The word Christmas comes from the Old English Term “Cristes maesse,” meaning “Christ’s mass.” That was the name of the Christian worship service held on 25th December to honour the birth of Jesus. The first recorded use of the word Christmas was in 1038.
Here we have compiled some more interesting facts about Christmas, some of which you may not already know.
Jesus’ Birth Date
Although 25th December marks Jesus’ birth, it is not known exactly when he was born. Some believe Jesus was actually born in Spring and that the 25th December was chosen as it ties in with the Winter solstice and Pagan festivals.
Decorating with Evergreens
The custom of decorating homes with evergreens at Christmas began in the Tudor times. For Christians evergreens are a symbol of eternal life and the promise of spring’s return.

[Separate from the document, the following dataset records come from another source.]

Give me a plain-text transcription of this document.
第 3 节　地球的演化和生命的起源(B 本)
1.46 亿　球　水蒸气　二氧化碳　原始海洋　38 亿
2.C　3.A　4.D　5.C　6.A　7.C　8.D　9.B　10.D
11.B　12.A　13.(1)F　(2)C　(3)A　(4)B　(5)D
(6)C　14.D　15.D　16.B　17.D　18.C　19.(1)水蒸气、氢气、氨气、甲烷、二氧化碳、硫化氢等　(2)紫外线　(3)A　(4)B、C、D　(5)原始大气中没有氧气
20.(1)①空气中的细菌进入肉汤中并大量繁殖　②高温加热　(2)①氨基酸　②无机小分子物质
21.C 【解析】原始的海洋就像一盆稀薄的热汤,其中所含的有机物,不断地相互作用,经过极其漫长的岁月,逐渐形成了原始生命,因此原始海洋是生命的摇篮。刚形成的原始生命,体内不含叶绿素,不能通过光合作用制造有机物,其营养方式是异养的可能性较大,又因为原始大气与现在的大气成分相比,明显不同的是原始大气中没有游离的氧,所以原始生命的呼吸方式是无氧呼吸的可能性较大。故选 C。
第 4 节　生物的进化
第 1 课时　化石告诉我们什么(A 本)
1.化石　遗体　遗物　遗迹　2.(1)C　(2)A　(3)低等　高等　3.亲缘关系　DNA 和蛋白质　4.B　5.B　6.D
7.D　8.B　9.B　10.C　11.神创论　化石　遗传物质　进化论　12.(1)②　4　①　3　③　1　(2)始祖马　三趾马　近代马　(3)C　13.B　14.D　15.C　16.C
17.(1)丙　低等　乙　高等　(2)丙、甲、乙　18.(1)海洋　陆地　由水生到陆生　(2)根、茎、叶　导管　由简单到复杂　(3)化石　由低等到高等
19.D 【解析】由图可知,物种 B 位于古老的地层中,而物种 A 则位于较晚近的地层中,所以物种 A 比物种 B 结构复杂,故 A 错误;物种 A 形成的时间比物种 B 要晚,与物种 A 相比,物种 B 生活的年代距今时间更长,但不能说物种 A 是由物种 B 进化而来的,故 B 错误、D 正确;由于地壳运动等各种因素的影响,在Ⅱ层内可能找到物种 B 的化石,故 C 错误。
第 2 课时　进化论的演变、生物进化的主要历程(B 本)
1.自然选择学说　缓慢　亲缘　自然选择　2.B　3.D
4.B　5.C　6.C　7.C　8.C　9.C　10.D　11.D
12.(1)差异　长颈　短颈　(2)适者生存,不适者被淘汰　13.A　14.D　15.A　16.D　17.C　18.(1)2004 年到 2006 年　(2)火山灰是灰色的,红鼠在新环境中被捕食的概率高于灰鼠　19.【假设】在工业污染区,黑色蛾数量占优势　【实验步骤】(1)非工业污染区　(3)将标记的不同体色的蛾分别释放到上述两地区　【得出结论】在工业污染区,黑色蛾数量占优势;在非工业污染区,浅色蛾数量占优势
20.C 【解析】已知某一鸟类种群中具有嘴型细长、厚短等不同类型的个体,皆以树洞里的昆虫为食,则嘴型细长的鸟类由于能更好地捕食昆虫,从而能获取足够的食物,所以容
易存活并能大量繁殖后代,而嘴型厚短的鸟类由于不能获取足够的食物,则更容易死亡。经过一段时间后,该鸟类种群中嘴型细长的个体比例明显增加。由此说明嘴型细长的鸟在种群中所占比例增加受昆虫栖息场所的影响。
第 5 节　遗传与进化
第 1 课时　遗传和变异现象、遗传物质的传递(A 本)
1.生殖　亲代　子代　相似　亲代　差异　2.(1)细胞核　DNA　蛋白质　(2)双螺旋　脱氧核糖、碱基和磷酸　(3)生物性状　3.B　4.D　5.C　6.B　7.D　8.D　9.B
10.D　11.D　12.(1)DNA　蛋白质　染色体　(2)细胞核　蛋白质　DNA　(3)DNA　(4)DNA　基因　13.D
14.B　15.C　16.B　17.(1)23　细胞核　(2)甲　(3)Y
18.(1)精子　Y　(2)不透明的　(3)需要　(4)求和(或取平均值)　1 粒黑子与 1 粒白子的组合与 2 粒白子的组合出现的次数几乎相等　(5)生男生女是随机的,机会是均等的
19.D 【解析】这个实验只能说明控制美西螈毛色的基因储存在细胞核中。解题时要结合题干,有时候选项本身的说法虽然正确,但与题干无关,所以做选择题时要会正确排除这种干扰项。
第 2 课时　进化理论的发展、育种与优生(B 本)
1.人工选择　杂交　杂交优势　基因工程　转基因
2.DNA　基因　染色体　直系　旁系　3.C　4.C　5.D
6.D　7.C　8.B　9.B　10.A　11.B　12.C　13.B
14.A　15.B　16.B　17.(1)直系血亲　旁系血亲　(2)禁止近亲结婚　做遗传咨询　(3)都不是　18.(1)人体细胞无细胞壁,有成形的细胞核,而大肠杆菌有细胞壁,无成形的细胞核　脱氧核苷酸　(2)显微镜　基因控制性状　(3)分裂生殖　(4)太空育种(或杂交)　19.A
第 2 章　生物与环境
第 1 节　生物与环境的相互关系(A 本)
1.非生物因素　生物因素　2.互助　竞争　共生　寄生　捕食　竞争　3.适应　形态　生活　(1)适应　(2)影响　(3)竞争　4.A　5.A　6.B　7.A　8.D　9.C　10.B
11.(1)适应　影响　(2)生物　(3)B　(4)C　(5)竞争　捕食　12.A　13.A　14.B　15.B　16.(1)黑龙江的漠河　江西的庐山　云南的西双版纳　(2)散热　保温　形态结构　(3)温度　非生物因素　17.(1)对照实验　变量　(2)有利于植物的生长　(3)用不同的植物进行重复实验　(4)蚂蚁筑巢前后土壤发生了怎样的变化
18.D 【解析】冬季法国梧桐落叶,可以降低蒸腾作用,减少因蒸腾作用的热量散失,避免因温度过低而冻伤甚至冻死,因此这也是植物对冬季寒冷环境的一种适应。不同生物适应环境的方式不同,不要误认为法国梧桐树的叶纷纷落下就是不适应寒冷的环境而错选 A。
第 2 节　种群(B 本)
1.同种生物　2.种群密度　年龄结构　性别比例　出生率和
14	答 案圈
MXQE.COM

In medieval times the icy winds of winter were also thought to bring evil spirits with them. It was believed that Holly and Ivy could ward off these unwanted guests.
The Legend of the Mistletoe
Have you ever wondered why people kiss under mistletoe? One legend has it, from Norse Mythology, that the goddess Frigg cast a spell that no plant grown on earth could be used as a weapon against her son, Baldur. As Mistletoe doesn’t grow out of the earth (it grows on branches of hawthorn, poplar, and lime trees), her spell didn’t reach it. Mythology has it that Baldur was killed by an arrow made from Mistletoe by Loki.
Frigg declared that the Mistletoe will be a symbol of love after her son’s death and that anyone who passed underneath it would receive a kiss.
The Christmas Cracker
The Christmas Cracker was invented over 150 years ago by Tom Smith, who was an enterprising baker in London’s East End. The inspiration came from French bonbons and the crackling sound from his log fire. Smith patented his first cracker in 1847 and perfected his mechanism in the 1860s.
The Legend of Santa Claus
There are many stories that have inspired the figure of Santa Claus and his role. One is that he’s based on the Christian bishop, St Nicholas. During his lifetime, St. Nicholas was well known for his generosity of giving to the needy, his love for children and concern for sailors. Following his death, stories of his kindness passed through generations to create the figure we know of today.
Before 1931, there were many depictions of how Santa Claus looked around the world. But in 1931, Coca Cola commissioned an illustrator, Haddon Sundblom, to paint Santa for their Christmas advertisement. Sundblom’s paintings depicted a warm, happy character, who is now used to this day.
The First Christmas Tree
Queen Victoria’s consort, Prince Albert, is usually credited for introducing the Christmas tree to England in 1840. However, records show that it was actually Queen Charlotte, the German wife of George III, who set up the first tree in December 1800, at Queen’s Lodge, Windsor.
The Christmas Turkey
The turkey is one of the most thought of meats when we think of Christmas dinner. For many, it simply wouldn’t be Christmas without it. Although turkeys aren’t native to the UK, they have been eaten here for hundreds of years.
In the early 16th century, it was recorded that Henry VIII was apparently the first British monarch to enjoy turkey on Christmas day. It took over 400 years for the turkey to go from a luxury item to one of the most popular festive centrepieces across the UK.
The Largest Gingerbread House
In 2013, a Guinness World Record was achieved for the largest gingerbread house ever made in Texas. The house covers an area of 2,520 square feet and contains a whopping 35.8 million calories.
The First Christmas Carols
Carols were first performed in the 13th century and were not always about Christmas or singing, but were stories told to others. The early days of wassailing (a Norse tradition) saw groups of revellers travelling from house to house to toast the occupants and wish them good health. St. Francis of Assisi took this old tradition and turned it into what we know today as carolling.